I agree with
@GatorFL on that. However, no one is making the assumption that she must have been in the building to have been a 9/11 victim. There are other possibilities, but they're remote. For instance, there were some victims in an adjacent hotel—but not many, and I haven't heard specifically whether any of them remain unidentified or whether any of the known occupants of the hotel are among the missing.
Law enforcement had cleared the area around the buildings, so aside from first responders, there shouldn't have any people around the perimeter of the Twin Towers unless they were evacuating the towers or nearby buildings. Theoretically, a few people could have snuck into the area in defiance of law enforcement, but not many would have done so, if any.
There are 1.106 known or suspected victims whose remains have not been identified. Many of those are victims whose remains were burned too badly to extract DNA (at least with 2001 technology), and quite a few of those are thought to have been on the planes themselves or on the floors that were hit by the planes, where there were intense fires caused by the jet fuel. Some remains may have been completely cremated. Fires continued to burn for quite a while, so any victim in any location could have been incinerated, but it stands to reason that any victims from outside of the buildings stood a better chance of being found and identified.

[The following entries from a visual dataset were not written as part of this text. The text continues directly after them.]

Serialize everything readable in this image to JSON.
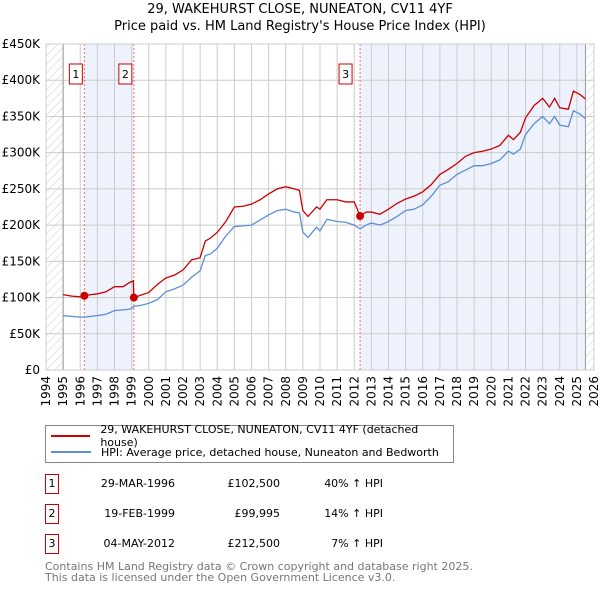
{
  "chart_data": {
    "type": "line",
    "title": "29, WAKEHURST CLOSE, NUNEATON, CV11 4YF",
    "subtitle": "Price paid vs. HM Land Registry's House Price Index (HPI)",
    "xlim": [
      1994,
      2026
    ],
    "ylim": [
      0,
      450000
    ],
    "x_ticks": [
      "1994",
      "1995",
      "1996",
      "1997",
      "1998",
      "1999",
      "2000",
      "2001",
      "2002",
      "2003",
      "2004",
      "2005",
      "2006",
      "2007",
      "2008",
      "2009",
      "2010",
      "2011",
      "2012",
      "2013",
      "2014",
      "2015",
      "2016",
      "2017",
      "2018",
      "2019",
      "2020",
      "2021",
      "2022",
      "2023",
      "2024",
      "2025",
      "2026"
    ],
    "y_ticks": [
      {
        "v": 0,
        "label": "£0"
      },
      {
        "v": 50000,
        "label": "£50K"
      },
      {
        "v": 100000,
        "label": "£100K"
      },
      {
        "v": 150000,
        "label": "£150K"
      },
      {
        "v": 200000,
        "label": "£200K"
      },
      {
        "v": 250000,
        "label": "£250K"
      },
      {
        "v": 300000,
        "label": "£300K"
      },
      {
        "v": 350000,
        "label": "£350K"
      },
      {
        "v": 400000,
        "label": "£400K"
      },
      {
        "v": 450000,
        "label": "£450K"
      }
    ],
    "grid": true,
    "series": [
      {
        "name": "29, WAKEHURST CLOSE, NUNEATON, CV11 4YF (detached house)",
        "color": "#cc0000",
        "x": [
          1995,
          1995.5,
          1996,
          1996.25,
          1996.6,
          1997,
          1997.5,
          1998,
          1998.5,
          1998.9,
          1999.1,
          1999.13,
          1999.5,
          2000,
          2000.5,
          2001,
          2001.5,
          2002,
          2002.5,
          2003,
          2003.3,
          2003.6,
          2004,
          2004.5,
          2005,
          2005.5,
          2006,
          2006.5,
          2007,
          2007.5,
          2008,
          2008.5,
          2008.8,
          2009,
          2009.3,
          2009.8,
          2010,
          2010.4,
          2011,
          2011.5,
          2012,
          2012.34,
          2012.7,
          2013,
          2013.5,
          2014,
          2014.5,
          2015,
          2015.5,
          2016,
          2016.5,
          2017,
          2017.5,
          2018,
          2018.5,
          2019,
          2019.5,
          2020,
          2020.5,
          2021,
          2021.3,
          2021.7,
          2022,
          2022.5,
          2023,
          2023.4,
          2023.7,
          2024,
          2024.5,
          2024.8,
          2025.2,
          2025.5
        ],
        "y": [
          104000,
          102000,
          101000,
          102500,
          104000,
          105000,
          108000,
          115000,
          115000,
          121000,
          123000,
          100000,
          103000,
          107000,
          118000,
          127000,
          131000,
          138000,
          152000,
          155000,
          178000,
          182000,
          190000,
          205000,
          225000,
          226000,
          229000,
          235000,
          243000,
          250000,
          253000,
          250000,
          248000,
          220000,
          212000,
          225000,
          222000,
          235000,
          235000,
          232000,
          232000,
          212500,
          218000,
          218000,
          215000,
          222000,
          230000,
          236000,
          240000,
          246000,
          256000,
          270000,
          277000,
          285000,
          295000,
          300000,
          302000,
          305000,
          310000,
          324000,
          318000,
          328000,
          348000,
          365000,
          375000,
          363000,
          375000,
          362000,
          360000,
          385000,
          380000,
          374000
        ]
      },
      {
        "name": "HPI: Average price, detached house, Nuneaton and Bedworth",
        "color": "#5b8fd6",
        "x": [
          1995,
          1995.5,
          1996,
          1996.25,
          1996.6,
          1997,
          1997.5,
          1998,
          1998.5,
          1998.9,
          1999.1,
          1999.13,
          1999.5,
          2000,
          2000.5,
          2001,
          2001.5,
          2002,
          2002.5,
          2003,
          2003.3,
          2003.6,
          2004,
          2004.5,
          2005,
          2005.5,
          2006,
          2006.5,
          2007,
          2007.5,
          2008,
          2008.5,
          2008.8,
          2009,
          2009.3,
          2009.8,
          2010,
          2010.4,
          2011,
          2011.5,
          2012,
          2012.34,
          2012.7,
          2013,
          2013.5,
          2014,
          2014.5,
          2015,
          2015.5,
          2016,
          2016.5,
          2017,
          2017.5,
          2018,
          2018.5,
          2019,
          2019.5,
          2020,
          2020.5,
          2021,
          2021.3,
          2021.7,
          2022,
          2022.5,
          2023,
          2023.4,
          2023.7,
          2024,
          2024.5,
          2024.8,
          2025.2,
          2025.5
        ],
        "y": [
          75000,
          74000,
          73000,
          73000,
          74000,
          75000,
          77000,
          82000,
          83000,
          84000,
          87000,
          88000,
          89000,
          92000,
          97000,
          108000,
          112000,
          117000,
          128000,
          137000,
          158000,
          160000,
          168000,
          185000,
          198000,
          199000,
          200000,
          207000,
          214000,
          220000,
          222000,
          218000,
          217000,
          190000,
          183000,
          197000,
          192000,
          208000,
          205000,
          204000,
          200000,
          195000,
          200000,
          203000,
          200000,
          205000,
          212000,
          220000,
          222000,
          228000,
          240000,
          255000,
          260000,
          270000,
          276000,
          282000,
          282000,
          285000,
          290000,
          302000,
          298000,
          305000,
          325000,
          340000,
          350000,
          340000,
          350000,
          338000,
          336000,
          358000,
          353000,
          347000
        ]
      }
    ],
    "sales": [
      {
        "id": "1",
        "x": 1996.24,
        "price": 102500,
        "date": "29-MAR-1996",
        "price_label": "£102,500",
        "hpi": "40% ↑ HPI"
      },
      {
        "id": "2",
        "x": 1999.13,
        "price": 99995,
        "date": "19-FEB-1999",
        "price_label": "£99,995",
        "hpi": "14% ↑ HPI"
      },
      {
        "id": "3",
        "x": 2012.34,
        "price": 212500,
        "date": "04-MAY-2012",
        "price_label": "£212,500",
        "hpi": "7% ↑ HPI"
      }
    ],
    "shaded_ranges": [
      [
        1996.24,
        1999.13
      ],
      [
        2012.34,
        2025.5
      ]
    ],
    "hatched_ranges": [
      [
        1994,
        1995
      ],
      [
        2025.5,
        2026
      ]
    ],
    "legend_placement": "below"
  },
  "footer": {
    "line1": "Contains HM Land Registry data © Crown copyright and database right 2025.",
    "line2": "This data is licensed under the Open Government Licence v3.0."
  }
}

So it would take a confluence of several improbably events for Sneha to have been killed outside of the buildings and to have remained unidentified. She would have had to be near the buildings even though nothing places her at the scene, she would have had to have been in an area where no one was allowed to be, and she would have had to have remained unidentified despite being in an area where remains had a better chance of being recovered and identified than those on the upper floors of the floors of the buildings.
There are reasons why the 9/11 commission initially resisted adding her to the list of victims.